ちゃっぴーの雑記帳

香川県で細々と演劇したりダンスしたり観劇したり本を読んだり映画を見たり……日々の思いや考えを綴っていきます。

シャカ力「元男の子」

2019年9月16日(月)12:00~

カブフェスで観劇したシャカ力の「元男の子」の観劇記録。

作・演出:行正忠義

出演:井上琢己、行正忠行

 

  • 「シャカ力」とは

2010年10月結成。

四国劇王Ⅳ、Ⅴと二連覇達成。

第1回神奈川かもめ短編演劇祭にて「演出賞」受賞。

代表の「人が笑う理由は様々。観客全員に笑いを届けたい。」の想いの元、しゃかりきに活動を続けています。

 

私が初めてシャカ力さんにお会いしたのは、四国劇王Ⅳの予選でした。

同じブロックで「槍隊FORDIE」というお芝居を上演されていました。

全身タイツで、竹やりをぶんぶん振り回すお芝居で、もう何が何やら。

いい歳した方々が、舞台の上で好き勝手する話……というわけでもなく、笑いの中に含まれる毒がとてもいいスパイスで。

その後、何作品かシャカ力さんのお芝居を観劇して、毎度思うのは「笑ったことを後悔する」ということです。

確実に笑いを取りに来ているのに、笑ってしまったことを何故か後悔させられるような。

「笑い」と「毒」のバランスがとてもいい劇団さんだです。

そして、何より、俳優陣が強くて上手い。

 

 

  • 感想

みんな、お母さんのお腹の中にいて、生まれて、赤ちゃんで、子供だった。

いろいろあって大きくなったおっさん二人のお芝居です。

 

 最初に始まる「ニベアの歌」。

いきなり中毒性の高いオリジナルソングをぶっこまれて、否応なしに世界観に引きずり込まれる。

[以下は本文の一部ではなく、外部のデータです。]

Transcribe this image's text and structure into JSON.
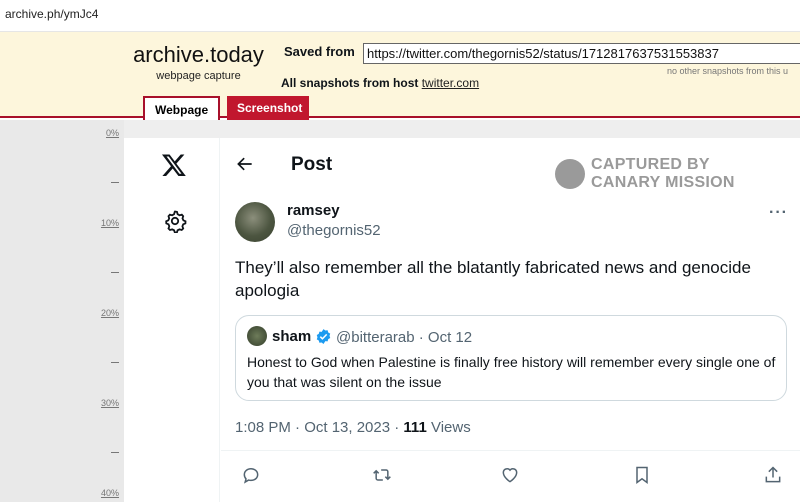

しばらくtwitteでいろんな人がニベアの歌を歌ったり、「どんな歌詞だったっけ?」と盛り上がっていたのが懐かしい。

 

相変わらず、言葉遊びがとても上手。

ダブルミーニング的な遊びは、野田秀樹みたいでわくわくします。

 

時間の使い方もとても有効的で、最初からいろんな引っ掛かりを散りばめて、中盤頃から不穏な空気が流れ出す。

後半に一気に物語を回収する。

行正さんの脚本力はさすがだなぁ……と、毎回、公演を見るたびに思う。

無駄があるのに無駄がない感じ。

 

井上さん・行正さんコンビは本当に安定感がある。

「安定して面白い」というのは本当にすごいやら、ずるいやら。

 

「玉砕のしおり」という文字があったので、私の中では勝手に戦中の話だと思っていました。

しかし、「時代」については言及していない、と行正さんに教えてもらい、もう一つぞっとしました……確かに、私が勝手に「戦中」だと思っていただけでした。

相手にも妻がいて、子どもがいて、愛する家族がいて……。

そんな当たり前のことを、戦争というものは壊していく。

当たり前の恐ろしさを、目の前に突き付けられた感じでした。

 

やっぱり「楽しい」だけじゃないお芝居を見るのは、私はとても得した気持ちになれます。